Dom 01.09.2002

DEPORTES

Argentina tiene un Dream Team

Volvió a hacer más de 100 puntos para derrotar 112-85 a Nueva Zelanda y ganar el Grupo D del Mundial. La rompió Emanuel Ginóbili.

Con una actuación memorable de Emanuel Ginóbili, Argentina demolió a Nueva Zelanda 112-85 y ganó, invicta, su grupo clasificatorio. De esta manera, el conjunto de Rubén Magnano arrastrará a la segunda fase dos victorias al igual que Estados Unidos, mientras que Alemania y Nueva Zelanda pasaron con una, y China y Rusia lo hicieron sin triunfos. El próximo partido de Argentina será mañana ante los chinos.
A pesar de lo que indican los 27 puntos finales de ventaja, el encuentro no fue nada sencillo para Argentina. El último cuarto comenzó con apenas dos puntos de diferencia y con varias de las principales figuras cargadas de faltas –Ginóbili, Oberto y Nocioni–. Pero en ese momento surgió toda la clase de Manu para anotar nueve puntos consecutivos y darle dos asistencias a Nocioni que liquidaron el partido.
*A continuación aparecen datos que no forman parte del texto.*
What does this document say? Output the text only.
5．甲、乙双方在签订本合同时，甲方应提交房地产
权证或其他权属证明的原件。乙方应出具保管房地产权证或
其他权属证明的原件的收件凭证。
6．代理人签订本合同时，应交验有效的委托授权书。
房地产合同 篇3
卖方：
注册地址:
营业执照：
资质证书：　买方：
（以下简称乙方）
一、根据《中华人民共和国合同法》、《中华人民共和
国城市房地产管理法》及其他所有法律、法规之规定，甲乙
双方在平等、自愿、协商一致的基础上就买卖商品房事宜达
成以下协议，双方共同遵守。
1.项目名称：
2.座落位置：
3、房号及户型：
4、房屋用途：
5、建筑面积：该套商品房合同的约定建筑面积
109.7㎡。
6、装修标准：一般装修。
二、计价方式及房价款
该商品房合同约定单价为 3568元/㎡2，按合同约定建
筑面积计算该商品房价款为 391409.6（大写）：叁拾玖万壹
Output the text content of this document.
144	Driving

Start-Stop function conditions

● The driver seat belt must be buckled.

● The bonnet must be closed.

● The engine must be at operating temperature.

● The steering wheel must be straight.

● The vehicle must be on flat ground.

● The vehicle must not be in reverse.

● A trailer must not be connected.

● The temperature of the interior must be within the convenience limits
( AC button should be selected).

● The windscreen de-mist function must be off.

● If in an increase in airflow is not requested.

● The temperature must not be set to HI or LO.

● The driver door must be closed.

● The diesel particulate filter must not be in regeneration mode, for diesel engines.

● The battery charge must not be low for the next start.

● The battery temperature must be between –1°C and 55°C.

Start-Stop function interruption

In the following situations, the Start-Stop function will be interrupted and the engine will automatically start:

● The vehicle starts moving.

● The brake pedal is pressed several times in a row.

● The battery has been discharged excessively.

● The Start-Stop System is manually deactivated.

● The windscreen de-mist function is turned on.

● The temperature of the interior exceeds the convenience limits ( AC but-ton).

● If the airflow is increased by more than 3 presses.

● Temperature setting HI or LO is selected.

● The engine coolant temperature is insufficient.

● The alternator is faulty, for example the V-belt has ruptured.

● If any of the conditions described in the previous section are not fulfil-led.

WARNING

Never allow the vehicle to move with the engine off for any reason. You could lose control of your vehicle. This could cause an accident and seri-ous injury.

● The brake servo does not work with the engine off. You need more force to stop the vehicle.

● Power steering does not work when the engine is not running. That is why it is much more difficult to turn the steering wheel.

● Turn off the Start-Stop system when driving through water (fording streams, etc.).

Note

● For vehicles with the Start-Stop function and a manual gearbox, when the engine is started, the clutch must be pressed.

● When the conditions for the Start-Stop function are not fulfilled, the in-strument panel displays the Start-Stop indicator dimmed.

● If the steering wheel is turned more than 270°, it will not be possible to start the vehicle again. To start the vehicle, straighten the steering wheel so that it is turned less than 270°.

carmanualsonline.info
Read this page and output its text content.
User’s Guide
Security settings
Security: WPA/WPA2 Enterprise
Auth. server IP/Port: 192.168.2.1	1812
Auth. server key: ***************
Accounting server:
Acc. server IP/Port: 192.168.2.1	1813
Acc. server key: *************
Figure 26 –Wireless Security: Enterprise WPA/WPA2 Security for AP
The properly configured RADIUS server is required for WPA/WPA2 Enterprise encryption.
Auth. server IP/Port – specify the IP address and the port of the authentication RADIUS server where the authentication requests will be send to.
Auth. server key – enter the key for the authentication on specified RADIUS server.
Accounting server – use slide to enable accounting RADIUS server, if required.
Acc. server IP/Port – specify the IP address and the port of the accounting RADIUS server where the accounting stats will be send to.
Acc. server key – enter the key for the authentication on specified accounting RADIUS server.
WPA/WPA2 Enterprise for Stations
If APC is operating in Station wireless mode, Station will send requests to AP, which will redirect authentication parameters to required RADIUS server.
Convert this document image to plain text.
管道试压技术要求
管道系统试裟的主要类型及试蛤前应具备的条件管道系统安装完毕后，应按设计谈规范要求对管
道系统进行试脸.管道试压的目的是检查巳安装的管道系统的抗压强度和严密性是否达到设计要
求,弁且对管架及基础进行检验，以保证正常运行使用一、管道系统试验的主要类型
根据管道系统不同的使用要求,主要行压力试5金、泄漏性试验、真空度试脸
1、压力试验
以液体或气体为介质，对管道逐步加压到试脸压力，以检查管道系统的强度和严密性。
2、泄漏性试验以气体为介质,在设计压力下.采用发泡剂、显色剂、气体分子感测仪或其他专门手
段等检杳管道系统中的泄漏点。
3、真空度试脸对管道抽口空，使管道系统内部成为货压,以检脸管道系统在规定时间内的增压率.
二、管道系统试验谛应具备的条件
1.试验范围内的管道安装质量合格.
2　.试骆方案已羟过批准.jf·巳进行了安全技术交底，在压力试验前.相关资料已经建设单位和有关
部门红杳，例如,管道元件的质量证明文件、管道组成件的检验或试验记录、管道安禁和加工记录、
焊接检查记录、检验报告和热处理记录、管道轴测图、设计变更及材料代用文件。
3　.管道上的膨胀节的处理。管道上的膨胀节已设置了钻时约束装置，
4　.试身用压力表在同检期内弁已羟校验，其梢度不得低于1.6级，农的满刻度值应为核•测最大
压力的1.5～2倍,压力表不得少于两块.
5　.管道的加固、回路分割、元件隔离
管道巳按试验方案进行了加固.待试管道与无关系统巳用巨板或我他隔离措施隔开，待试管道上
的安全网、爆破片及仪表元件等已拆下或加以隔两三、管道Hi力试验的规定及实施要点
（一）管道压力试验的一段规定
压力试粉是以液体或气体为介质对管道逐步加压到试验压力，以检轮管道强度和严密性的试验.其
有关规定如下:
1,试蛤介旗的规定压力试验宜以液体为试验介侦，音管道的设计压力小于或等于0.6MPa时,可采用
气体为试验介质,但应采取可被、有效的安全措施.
A partir de ello volvió a aparecer el juego colectivo de Argentina, que volvió a superar la barrera de los 100 unidades y tuvo a siete jugadores con más de 10 puntos.
Argentina arrancó con una excesiva dependencia de Ginóbili, pero como el escolta estaba imparable en esos primeros minutos –anotó nueve de los once primeros puntos argentinos–, el equipo disimuló esa falencia sin inconvenientes. Claro que cuando el bahiense debió dejar la cancha por acumulación de faltas, el esquema no tuvo tanta eficacia. Pero a esa altura lo más preocupante eran las desatenciones defensivas, que permitían a los noecelandeses anotar tiros sencillos, tomar rebotes ofensivos y cargar de faltas a los internos argentinos. Por eso, no sorprendió que se fueran al descanso con cinco puntos de ventaja.
El segundo cuarto ya fue otra historia. Si bien Argentina había tenido una aceptable tarea en ataque, en ese pasaje el trabajo ofensivo se solidificó. Montecchia le dio más lucidez que Sánchez en la conducción y encontró con mucha asiduidad a Oberto bajo los cestos. De esa manera el pivot argentino convirtió diez puntos en ese tramo del juego y se convirtió en la principal vía de gol. Pero la principal razón del cambio fue la defensa del conjunto de Magnano. Con presión sobre el perímetro provocó pérdidas, ajustó la recuperación de rebotes en su propio tablero y logró sacar algunos contragolpes. Además, los neocelandeses bajaron sus porcentajes de efectividad a números más lógicos.
Todo parecía bajo control, pero volvieron a aparecer las lagunas defensivas y Nueva Zelanda no las desaprovechó. Con la potencia de Marks, las mañas de Cameron y los tiros de Dickel llegó a una definición impensada para el último cuarto. Pero allí surgió Ginóbili, se cargó con toda la responsabilidad y demostró toda su pasta de crack. Para que Argentina siga soñando con un podio histórico.